Bashere only nodded. When Rand did not want to talk about something, Bashere usually let it alone. Usually. “The next time you jaunt off to Cairhien, why don’t you bring back the Green sister who’s there? Egwene Sedai? I’ve heard the Aiel speak of her; they say she’s from your home village, too. You could trust her, couldn’t you?”
“Egwene has other duties,” Rand laughed. A Green sister. If Bashere only knew.
Somara appeared at Rand’s side with his linen shirt and his coat, a fine red wool cut in the Andoran style, with dragons on the long collar and laurel leaves thick on the lapels and climbing the sleeves.
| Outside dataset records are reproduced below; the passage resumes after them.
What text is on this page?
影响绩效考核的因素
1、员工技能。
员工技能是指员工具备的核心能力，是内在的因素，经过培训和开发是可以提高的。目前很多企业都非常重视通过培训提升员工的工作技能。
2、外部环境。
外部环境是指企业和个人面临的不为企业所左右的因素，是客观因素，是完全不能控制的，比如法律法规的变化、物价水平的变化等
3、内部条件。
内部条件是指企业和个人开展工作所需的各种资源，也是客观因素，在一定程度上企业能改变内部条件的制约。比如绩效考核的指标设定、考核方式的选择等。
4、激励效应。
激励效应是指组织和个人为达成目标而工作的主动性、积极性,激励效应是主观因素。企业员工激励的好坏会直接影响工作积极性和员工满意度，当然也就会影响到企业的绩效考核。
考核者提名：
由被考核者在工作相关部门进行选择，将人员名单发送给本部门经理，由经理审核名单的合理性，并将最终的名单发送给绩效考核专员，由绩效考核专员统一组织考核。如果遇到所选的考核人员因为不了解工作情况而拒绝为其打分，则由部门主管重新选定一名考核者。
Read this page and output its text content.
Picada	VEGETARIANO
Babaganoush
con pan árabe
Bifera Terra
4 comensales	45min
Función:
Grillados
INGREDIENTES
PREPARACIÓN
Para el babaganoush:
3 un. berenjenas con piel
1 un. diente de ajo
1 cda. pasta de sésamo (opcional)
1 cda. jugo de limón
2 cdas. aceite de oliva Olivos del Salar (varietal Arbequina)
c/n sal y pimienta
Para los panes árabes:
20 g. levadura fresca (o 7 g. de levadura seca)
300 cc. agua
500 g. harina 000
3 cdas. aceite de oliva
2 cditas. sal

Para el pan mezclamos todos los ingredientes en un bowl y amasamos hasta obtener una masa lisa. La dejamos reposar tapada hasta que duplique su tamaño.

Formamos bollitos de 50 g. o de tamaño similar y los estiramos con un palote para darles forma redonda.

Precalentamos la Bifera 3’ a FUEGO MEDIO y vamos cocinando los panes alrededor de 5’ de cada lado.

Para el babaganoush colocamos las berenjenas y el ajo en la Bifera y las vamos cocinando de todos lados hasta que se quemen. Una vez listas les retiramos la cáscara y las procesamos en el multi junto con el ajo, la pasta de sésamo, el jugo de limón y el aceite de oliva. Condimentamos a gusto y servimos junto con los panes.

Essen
She was tall even for an Aiel woman, maybe not quite a hand shorter than he. Like the other Maidens, she had lowered her veil, but the gray-brown shoufa still hid all but her face. “The Car’a’carn will catch a chill,” she murmured.
He doubted it. The Aiel might find this heat nothing out of the ordinary, but already sweat streamed down him nearly as hard as while working the sword. Still, he pulled the shirt over his head and tucked it in, though leaving the laces undone, then shrugged into the coat. He did not think Somara would actually try to put the clothes on him, not in front of others, but this way he would avoid lectures from her and Enaila, and very likely some of the others, along with the herb tea.